68.Salimi Ahmad
Ramadhan dan Corona
sebelum ini, sudah jarang aku mampir ke rumahmu
di samping suka menggampangkan, tapak kakiku ini
lebih mudah melangkah ke kerumunan orang
mengikuti matahari yang datang, melengkapi
malam yang melenggang sepi
terkadang saja, jika kebetulan lewat, aku mampir,
misalnya sepekan sekali ketika orang-orang
berombongan datang, meramaikan shaf-shafmu,
menunggu waktu, menjenguk teduhmu di tengah simpuh
di khutbah yang memuji dan mengagungkan namamu
ketika virus corona datang menyebar, mendatangi
ke tiap-tiap orang, memporakporandakan tatanan,
juga negeri ini, kota ini, desa ini, seantero dunia
dilanda kepanikan bertubi-tubi, aku makin tak pasti
menjaga silaturahmi
dunia seperti hendak meredam penyebarannya
mengambil tindakan dan himbauan; jaga jarak
dengan sesama orang, dan hindari kerumunan,
diam di rumah lebih baik untuk mencegah terjadi kontak
; aku semakin merasa menjauhi rumahmu
sungguh semua kerja, aktivitas gerak jadi kian terbatas.

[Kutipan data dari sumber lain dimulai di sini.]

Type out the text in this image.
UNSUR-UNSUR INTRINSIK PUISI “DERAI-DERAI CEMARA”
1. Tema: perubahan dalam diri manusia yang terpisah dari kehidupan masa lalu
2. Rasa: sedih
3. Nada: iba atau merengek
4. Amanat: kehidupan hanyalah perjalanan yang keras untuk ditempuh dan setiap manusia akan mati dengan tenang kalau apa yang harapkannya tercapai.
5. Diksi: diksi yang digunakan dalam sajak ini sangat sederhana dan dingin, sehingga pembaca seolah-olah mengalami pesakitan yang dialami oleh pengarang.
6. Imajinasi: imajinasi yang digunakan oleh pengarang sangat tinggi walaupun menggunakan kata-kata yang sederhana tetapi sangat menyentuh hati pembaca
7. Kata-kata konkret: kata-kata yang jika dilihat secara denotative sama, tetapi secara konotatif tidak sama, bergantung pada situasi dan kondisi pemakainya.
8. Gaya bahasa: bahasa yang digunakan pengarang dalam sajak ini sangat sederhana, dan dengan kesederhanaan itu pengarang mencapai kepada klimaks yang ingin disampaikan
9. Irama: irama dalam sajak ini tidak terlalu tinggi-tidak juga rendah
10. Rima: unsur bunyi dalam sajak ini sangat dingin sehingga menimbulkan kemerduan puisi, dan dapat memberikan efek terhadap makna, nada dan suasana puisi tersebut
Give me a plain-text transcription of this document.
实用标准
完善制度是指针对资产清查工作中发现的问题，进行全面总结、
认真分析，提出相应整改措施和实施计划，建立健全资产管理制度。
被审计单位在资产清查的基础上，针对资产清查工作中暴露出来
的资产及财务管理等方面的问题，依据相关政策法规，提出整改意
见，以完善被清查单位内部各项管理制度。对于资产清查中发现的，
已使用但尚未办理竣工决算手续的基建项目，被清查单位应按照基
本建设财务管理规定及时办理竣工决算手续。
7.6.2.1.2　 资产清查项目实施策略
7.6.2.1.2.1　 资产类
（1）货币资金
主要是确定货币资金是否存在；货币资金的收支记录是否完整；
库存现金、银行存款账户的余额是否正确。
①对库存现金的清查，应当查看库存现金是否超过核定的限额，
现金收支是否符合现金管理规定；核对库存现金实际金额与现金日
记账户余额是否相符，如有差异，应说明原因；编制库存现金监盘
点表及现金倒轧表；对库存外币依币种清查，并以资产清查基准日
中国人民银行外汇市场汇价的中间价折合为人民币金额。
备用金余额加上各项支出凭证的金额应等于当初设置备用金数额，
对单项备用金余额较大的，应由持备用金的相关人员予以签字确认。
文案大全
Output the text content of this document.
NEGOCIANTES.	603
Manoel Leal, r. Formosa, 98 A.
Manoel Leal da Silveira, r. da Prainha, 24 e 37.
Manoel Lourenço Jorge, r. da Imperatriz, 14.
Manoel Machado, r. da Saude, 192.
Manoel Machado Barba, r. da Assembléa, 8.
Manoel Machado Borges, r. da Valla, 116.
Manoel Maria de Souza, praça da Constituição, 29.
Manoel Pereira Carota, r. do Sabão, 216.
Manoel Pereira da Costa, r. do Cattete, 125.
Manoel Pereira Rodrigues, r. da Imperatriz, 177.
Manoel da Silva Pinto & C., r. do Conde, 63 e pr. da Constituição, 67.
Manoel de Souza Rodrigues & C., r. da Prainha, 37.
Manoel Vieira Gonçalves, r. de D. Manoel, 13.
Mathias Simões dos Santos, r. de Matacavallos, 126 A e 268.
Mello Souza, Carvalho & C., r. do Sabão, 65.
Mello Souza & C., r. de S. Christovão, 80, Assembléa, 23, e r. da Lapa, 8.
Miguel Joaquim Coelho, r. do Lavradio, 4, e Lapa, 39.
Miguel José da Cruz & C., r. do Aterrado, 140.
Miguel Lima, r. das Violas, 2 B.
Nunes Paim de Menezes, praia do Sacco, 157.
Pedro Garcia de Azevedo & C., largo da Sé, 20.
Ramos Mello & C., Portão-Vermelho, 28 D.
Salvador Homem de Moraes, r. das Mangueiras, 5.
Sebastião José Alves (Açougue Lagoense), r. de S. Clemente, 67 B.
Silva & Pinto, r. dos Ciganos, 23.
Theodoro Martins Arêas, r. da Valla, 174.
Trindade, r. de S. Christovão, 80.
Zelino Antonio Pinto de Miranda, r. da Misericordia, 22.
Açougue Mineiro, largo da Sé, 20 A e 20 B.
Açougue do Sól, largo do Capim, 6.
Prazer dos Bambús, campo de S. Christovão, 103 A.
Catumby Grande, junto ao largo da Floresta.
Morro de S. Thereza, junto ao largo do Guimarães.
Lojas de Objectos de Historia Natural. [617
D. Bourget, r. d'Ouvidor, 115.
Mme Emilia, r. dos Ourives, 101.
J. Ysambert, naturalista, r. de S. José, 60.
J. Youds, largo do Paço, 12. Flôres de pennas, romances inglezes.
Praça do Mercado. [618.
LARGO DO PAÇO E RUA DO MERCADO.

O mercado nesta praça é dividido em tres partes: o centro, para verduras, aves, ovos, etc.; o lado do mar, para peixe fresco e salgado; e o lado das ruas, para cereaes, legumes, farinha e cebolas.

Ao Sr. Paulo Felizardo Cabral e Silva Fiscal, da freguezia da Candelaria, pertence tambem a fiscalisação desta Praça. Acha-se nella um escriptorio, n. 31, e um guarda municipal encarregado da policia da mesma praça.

pagi berjemur membuat imun tubuh dengan hangat matahari
makan-minum di ruang ke ruang membikin tambah bosan
kembali dari itu ke itu lagi. seluruh ruang kujelajahi
dengan cara yang sama, dengan pikiran hampir tak berubah
lalu ramadhanmu datang, diri ini kian merasa disiksa ulang
shalat tarawih bersama ditiadakan, riuh kangen suara
anak-anak yang bercanda di belakang, kini tak terdengar
masjid sudah kosong melompong, yang terdengar tinggal azan,
karpet dan sajadah tergulung sudah, tersimpan di sudut menara.
inikah kutukan seperti yang sudah kau firmankan
seperti yang telah diurai dalam sabda rasul akhir jaman,
“pada suatu hari nanti, masjid-masjid akan dibangun megah
tapi para jamaah meninggalkannya, tiada lagi ada yang ingin
memakmurkannya.”
sungguh takut, akukah orang yang kausebut dalam riwayat itu.
akukah orang yang termasuk telah mendustakan kalimatmu
o, begitu asing diriku. begitu semakin terasingnya aku
duka corona bertambah-tambah mengacaukan diriku.
kuakui, aku telah banyak berbuat dhalim kepada diriku
telah banyak melakukan ingkar kepada pikiranku
ya Allah, ya Rabb, betapa banyak aku diserang keraguan
dari berbagai arah, dari simulasi bencana ini
ampunilah aku atas semua kedhalimanku
ampunilah aku atas banyak perbuatan ingkarku
Jakarta, 22 Mei 2020
Salimi Ahmad
Doa Tutup Ramadhan
1
biarkan nafsu jadi bagian yang membawa langkahmu
seperti laut bagi kapalmu, jalani bentangan luas samudera
berlayar di permukaannya begitu menyenangkan senantiasa
ia boleh berombak, memain-mainkan pesonanya saat melaju
namun jangan biarkan ia masuk mengisi lambung kapalmu
nanti kau tenggelam, dan terkubur hingga ke dasar debur.
2
apa yang telah kau suguhkan pada mereka untuk puasamu
padahal setiap berbuka, kau telah banyak menerima suguhannya?
apa yang telah kau sampaikan pada mereka dengan puasamu
padahal dalam puasamu kau telah banyak menerima pesan-pesannya?
terpujilah rasa lapar dan dahaga
yang bersamanya, kau wangikan bau mulutmu untuk sesama
3
kita hanya tumpukan airmata
yang disimpan awan mengelilingi luasnya angkasa
pada waktunya, kita akan dibuatnya terperangah
ketika ia tumpah, menggenapi tugasnya
menghidupi mereka yang didera kering dan hampa
4
akankah kau biarkan diriku menjadi kota
tempat anak bermain dengan segala gemerlap cahaya
tiada bisakah diriku menjadi padang rumput belantara
tempat berlarian mereka, nikmati basah embun
juga hakekat wewangian daun, saat rebah-lelah mencium
5
beban yang berat, kita pikul untuk diantar ke pemiliknya
sedikit bagian kita terima sebagai upah angkutnya
memahami lahir dan hidup, bukanlah sia-sia
kecuali kita bermain memainkan diri sendiri
dan melupakan lainnya
Jakarta. 27 Juli 2014 – 22 Mei 2020.
Salimi Ahmad, lahir di Jakarta 22 Mei 1956. Buku puisinya ‘Di Antara Kita’ (2009), dan beberapa puisinya tersebar di beberapa antologi puisi lainnya yang terbit sejak tahun 2010 – 2020.